Keep debt collection calls limited to landlines
Requiring communications over a landline would increase the chances that a potentially humiliating phone call from a debt collector would take place in private, as it should be. Communication over a cell phone can happen anywhere: on the street, at the hospital, or in the lobby of a prospective employer just before an interview. While debt collectors may not call repeatedly or continuously to harass a debtor, federal law does not specify an exact limit on the number of calls a debt collector can place. Moreover, the Fair Debt Collection Practices Act expressly states that debt collectors cannot communicate with consumer debtors at an unusual time or place. When a collector calls a debtor on her cell phone, the collector has no way of knowing where the debtor is, unlike on a call to a landline.

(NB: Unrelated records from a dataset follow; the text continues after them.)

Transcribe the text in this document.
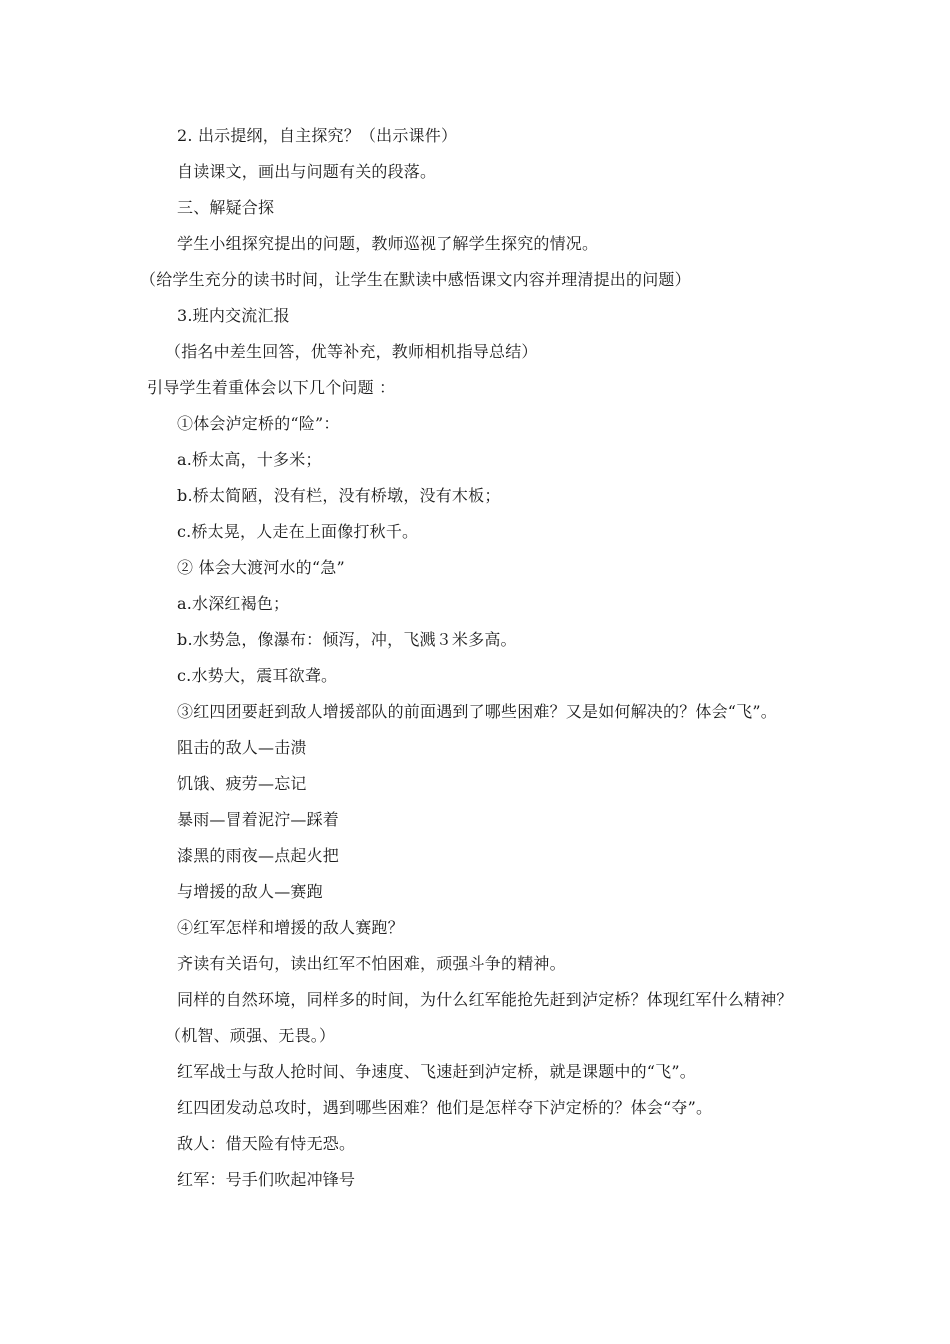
2. 出示提纲，自主探究？（出示课件）
自读课文，画出与问题有关的段落。
三、解疑合探
学生小组探究提出的问题，教师巡视了解学生探究的情况。
（给学生充分的读书时间，让学生在默读中感悟课文内容并理清提出的问题）
3.班内交流汇报
（指名中差生回答，优等补充，教师相机指导总结）
引导学生着重体会以下几个问题 ：
①体会泸定桥的“险”：
a.桥太高，十多米；
b.桥太简陋，没有栏，没有桥墩，没有木板；
c.桥太晃，人走在上面像打秋千。
② 体会大渡河水的“急”
a.水深红褐色；
b.水势急，像瀑布：倾泻，冲，飞溅３米多高。
c.水势大，震耳欲聋。
③红四团要赶到敌人增援部队的前面遇到了哪些困难？又是如何解决的？体会“飞”。
阻击的敌人—击溃
饥饿、疲劳—忘记
暴雨—冒着泥泞—踩着
漆黑的雨夜—点起火把
与增援的敌人—赛跑
④红军怎样和增援的敌人赛跑？
齐读有关语句，读出红军不怕困难，顽强斗争的精神。
同样的自然环境，同样多的时间，为什么红军能抢先赶到泸定桥？体现红军什么精神？
（机智、顽强、无畏。）
红军战士与敌人抢时间、争速度、飞速赶到泸定桥，就是课题中的“飞”。
红四团发动总攻时，遇到哪些困难？他们是怎样夺下泸定桥的？体会“夺”。
敌人：借天险有恃无恐。
红军：号手们吹起冲锋号
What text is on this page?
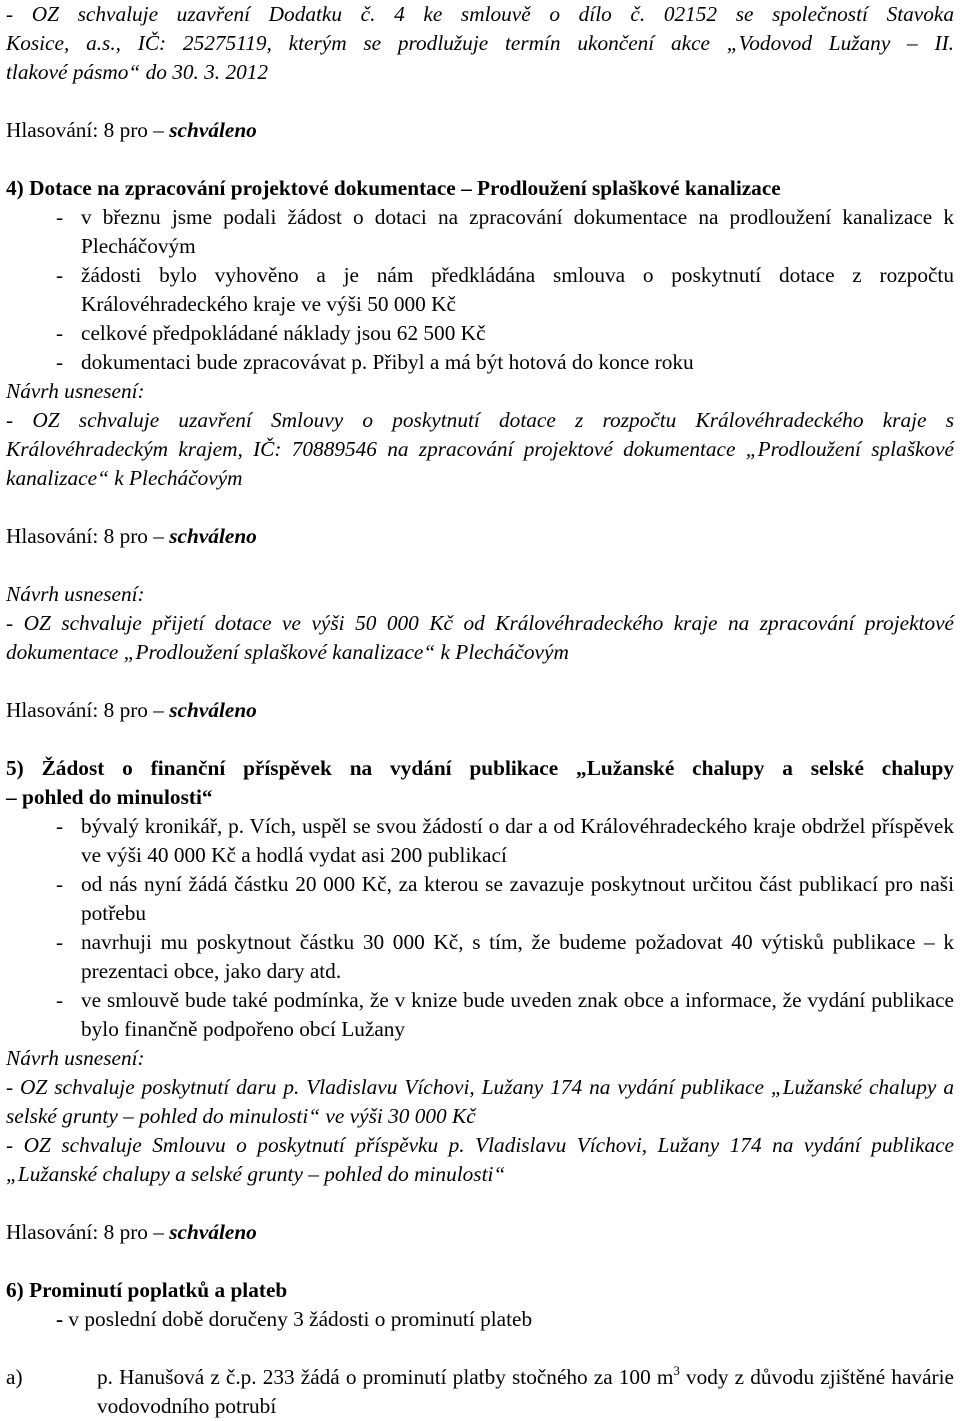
- OZ schvaluje uzavření Dodatku č. 4 ke smlouvě o dílo č. 02152 se společností Stavoka

Kosice, a.s., IČ: 25275119, kterým se prodlužuje termín ukončení akce „Vodovod Lužany – II.

tlakové pásmo“ do 30. 3. 2012

Hlasování: 8 pro – schváleno

4) Dotace na zpracování projektové dokumentace – Prodloužení splaškové kanalizace

- v březnu jsme podali žádost o dotaci na zpracování dokumentace na prodloužení kanalizace k Plecháčovým
- žádosti bylo vyhověno a je nám předkládána smlouva o poskytnutí dotace z rozpočtu Královéhradeckého kraje ve výši 50 000 Kč
- celkové předpokládané náklady jsou 62 500 Kč
- dokumentaci bude zpracovávat p. Přibyl a má být hotová do konce roku

Návrh usnesení:

- OZ schvaluje uzavření Smlouvy o poskytnutí dotace z rozpočtu Královéhradeckého kraje s Královéhradeckým krajem, IČ: 70889546 na zpracování projektové dokumentace „Prodloužení splaškové kanalizace“ k Plecháčovým

Hlasování: 8 pro – schváleno

Návrh usnesení:

- OZ schvaluje přijetí dotace ve výši 50 000 Kč od Královéhradeckého kraje na zpracování projektové dokumentace „Prodloužení splaškové kanalizace“ k Plecháčovým

Hlasování: 8 pro – schváleno

5) Žádost o finanční příspěvek na vydání publikace „Lužanské chalupy a selské chalupy

– pohled do minulosti“

- bývalý kronikář, p. Vích, uspěl se svou žádostí o dar a od Královéhradeckého kraje obdržel příspěvek ve výši 40 000 Kč a hodlá vydat asi 200 publikací
- od nás nyní žádá částku 20 000 Kč, za kterou se zavazuje poskytnout určitou část publikací pro naši potřebu
- navrhuji mu poskytnout částku 30 000 Kč, s tím, že budeme požadovat 40 výtisků publikace – k prezentaci obce, jako dary atd.
- ve smlouvě bude také podmínka, že v knize bude uveden znak obce a informace, že vydání publikace bylo finančně podpořeno obcí Lužany

Návrh usnesení:

- OZ schvaluje poskytnutí daru p. Vladislavu Víchovi, Lužany 174 na vydání publikace „Lužanské chalupy a selské grunty – pohled do minulosti“ ve výši 30 000 Kč

- OZ schvaluje Smlouvu o poskytnutí příspěvku p. Vladislavu Víchovi, Lužany 174 na vydání publikace „Lužanské chalupy a selské grunty – pohled do minulosti“

Hlasování: 8 pro – schváleno

6) Prominutí poplatků a plateb

- v poslední době doručeny 3 žádosti o prominutí plateb

a)	p. Hanušová z č.p. 233 žádá o prominutí platby stočného za 100 $m^3$ vody z důvodu zjištěné havárie vodovodního potrubí
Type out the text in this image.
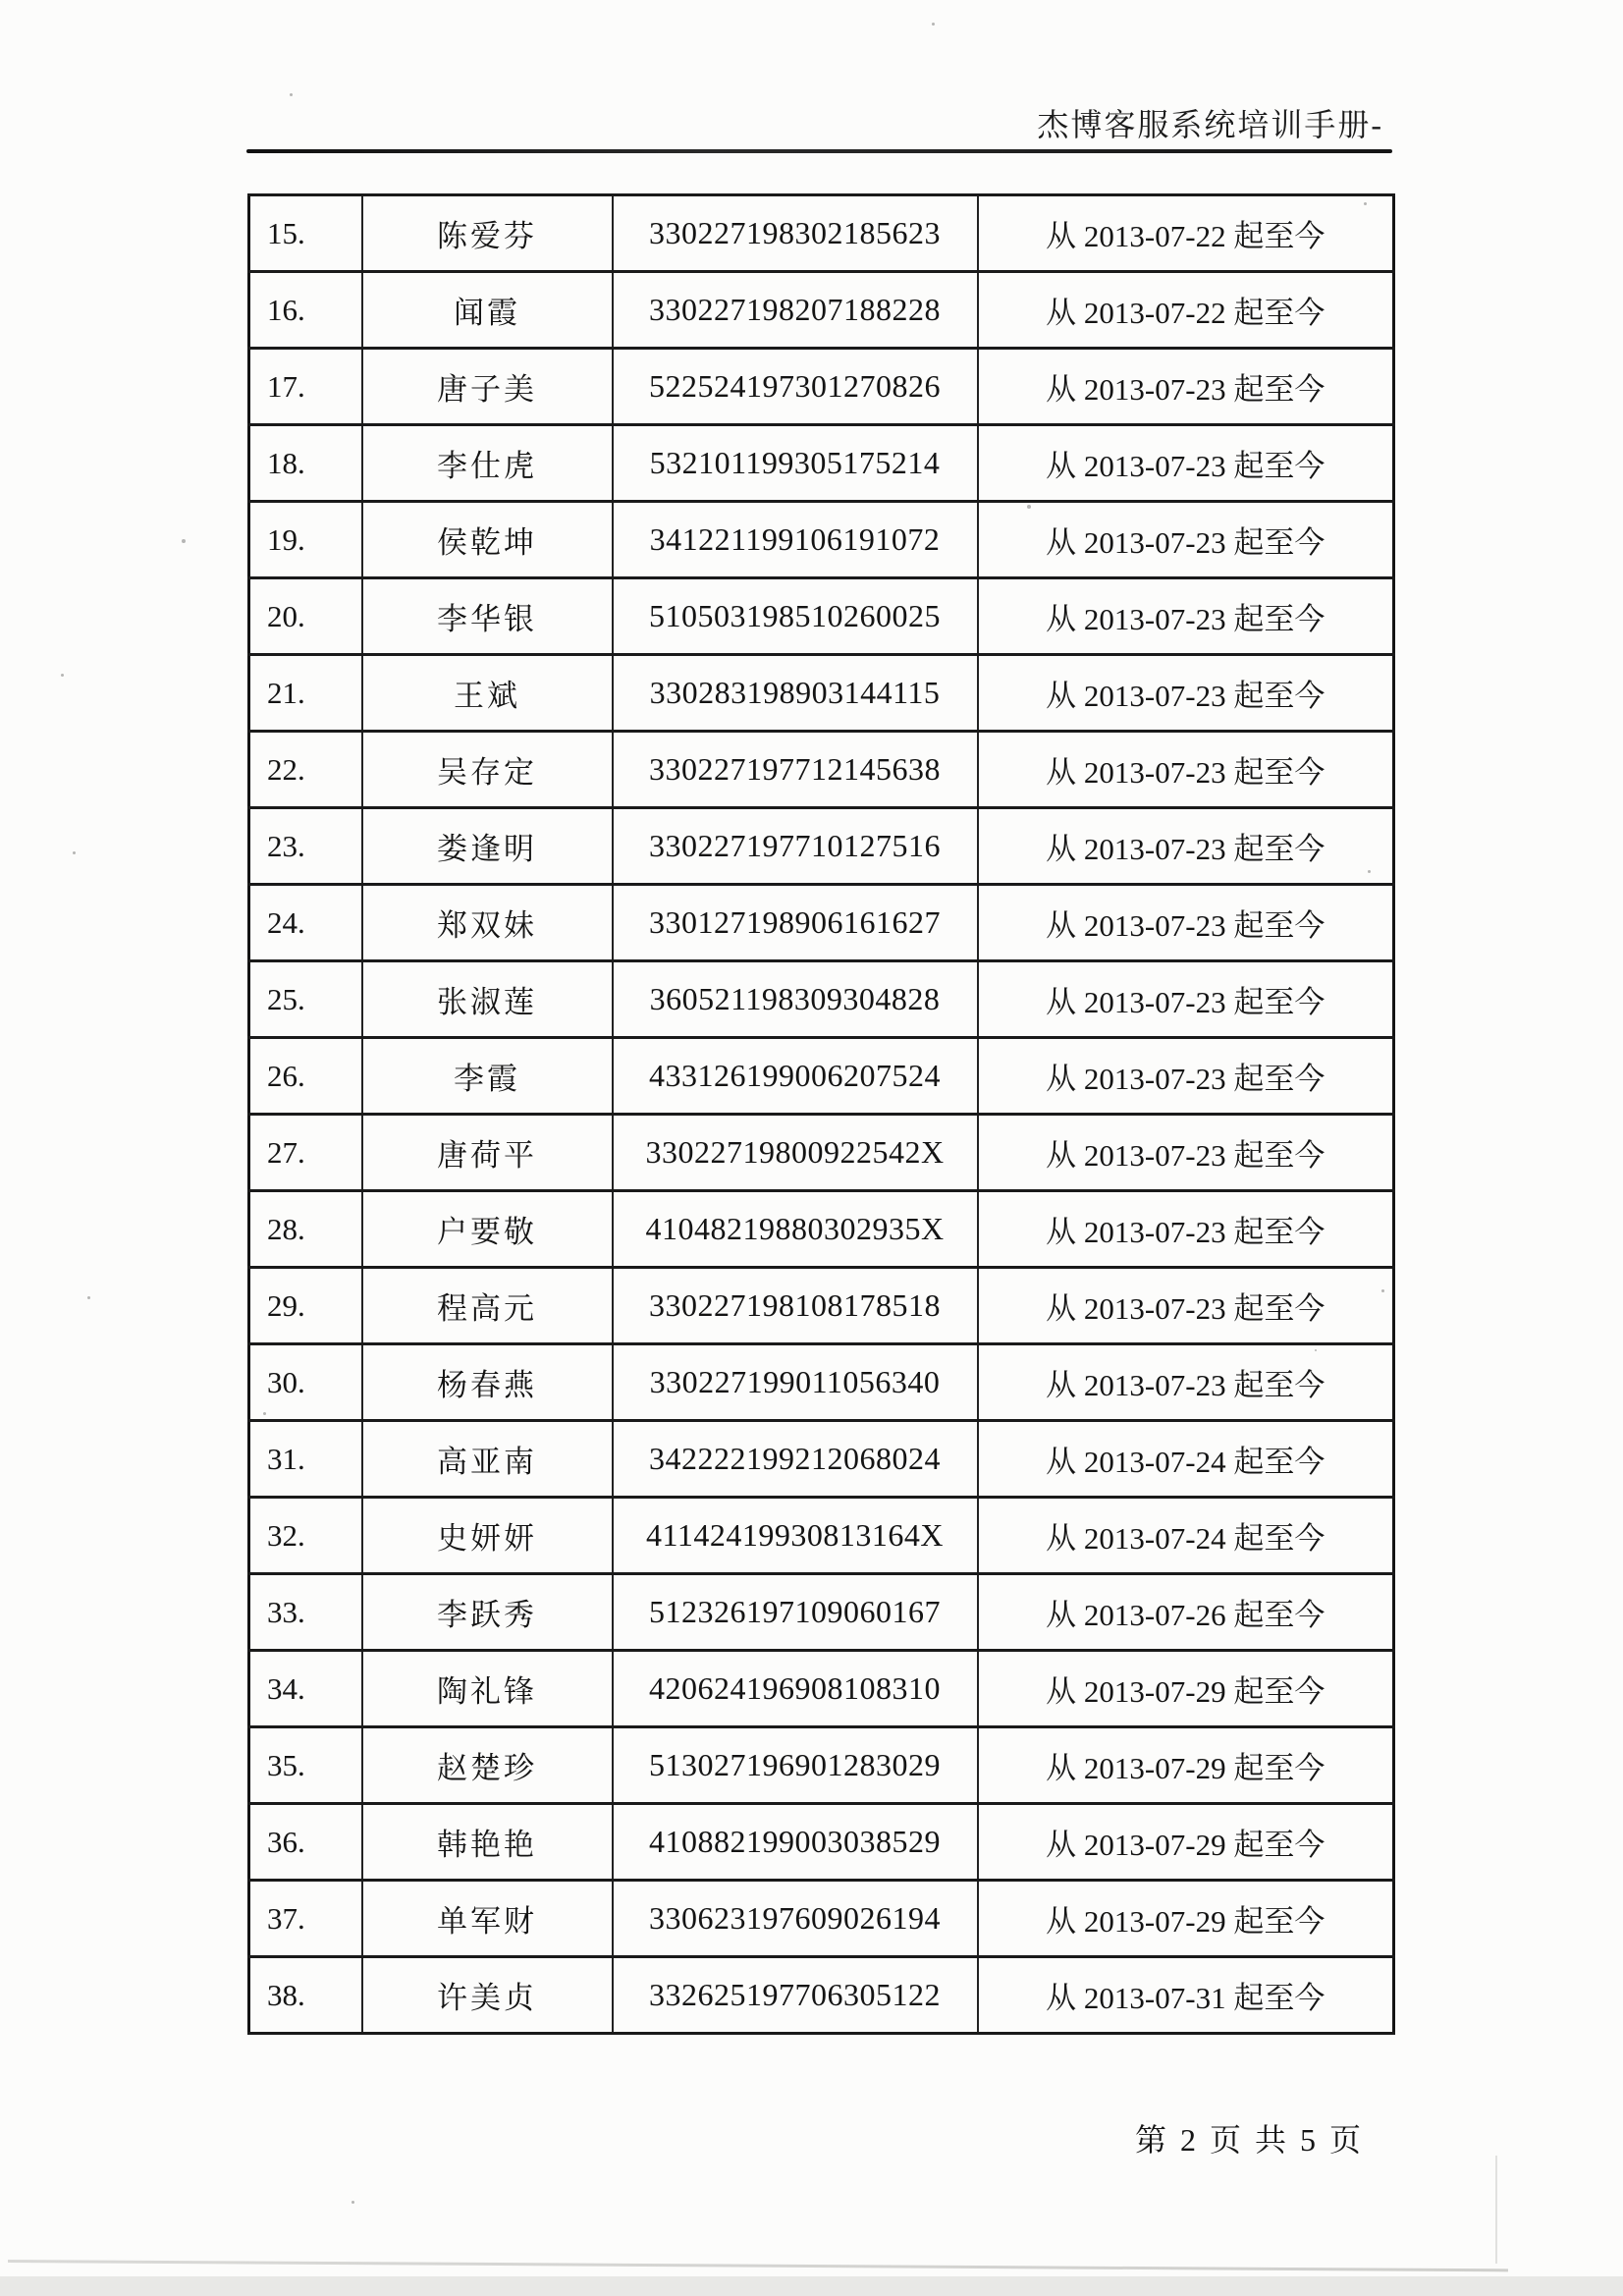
杰博客服系统培训手册-
15.	陈爱芬	330227198302185623	从 2013-07-22 起至今
16.	闻霞	330227198207188228	从 2013-07-22 起至今
17.	唐子美	522524197301270826	从 2013-07-23 起至今
18.	李仕虎	532101199305175214	从 2013-07-23 起至今
19.	侯乾坤	341221199106191072	从 2013-07-23 起至今
20.	李华银	510503198510260025	从 2013-07-23 起至今
21.	王斌	330283198903144115	从 2013-07-23 起至今
22.	吴存定	330227197712145638	从 2013-07-23 起至今
23.	娄逢明	330227197710127516	从 2013-07-23 起至今
24.	郑双妹	330127198906161627	从 2013-07-23 起至今
25.	张淑莲	360521198309304828	从 2013-07-23 起至今
26.	李霞	433126199006207524	从 2013-07-23 起至今
27.	唐荷平	33022719800922542X	从 2013-07-23 起至今
28.	户要敬	41048219880302935X	从 2013-07-23 起至今
29.	程高元	330227198108178518	从 2013-07-23 起至今
30.	杨春燕	330227199011056340	从 2013-07-23 起至今
31.	高亚南	342222199212068024	从 2013-07-24 起至今
32.	史妍妍	41142419930813164X	从 2013-07-24 起至今
33.	李跃秀	512326197109060167	从 2013-07-26 起至今
34.	陶礼锋	420624196908108310	从 2013-07-29 起至今
35.	赵楚珍	513027196901283029	从 2013-07-29 起至今
36.	韩艳艳	410882199003038529	从 2013-07-29 起至今
37.	单军财	330623197609026194	从 2013-07-29 起至今
38.	许美贞	332625197706305122	从 2013-07-31 起至今
第 2 页 共 5 页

Regulations should restrict debt collectors from calling cell phones
Zywicki counters that cell phone technology itself (e.g., the ability to silence the phone or control alerts) alleviates many of the concerns about disruptive telephone calls. But technology is employed by debt collectors, too. Debt collectors know that debtors will block a creditor calling from the same number and thus use third-party call-routers to display the the call on the cell phone as originating from a phone number in the debtor’s area code. In reality, the cell phone technology Zywicki touts offers debtors scant protection, and a debtor has no way of know beforehand whether a call is from a collector.
Finally, as noted by the National Consumer Law Center in a recent white paper, “low-income consumers can be more vulnerable to excessive calls or text messages by debt collectors” because creditor calls can cause consumers who exceed the number of available monthly minutes to face high overage fees.
For all of the foregoing reasons, I feel the CFPB should adopt rules restricting debt collectors from calling or texting debtor cell phones.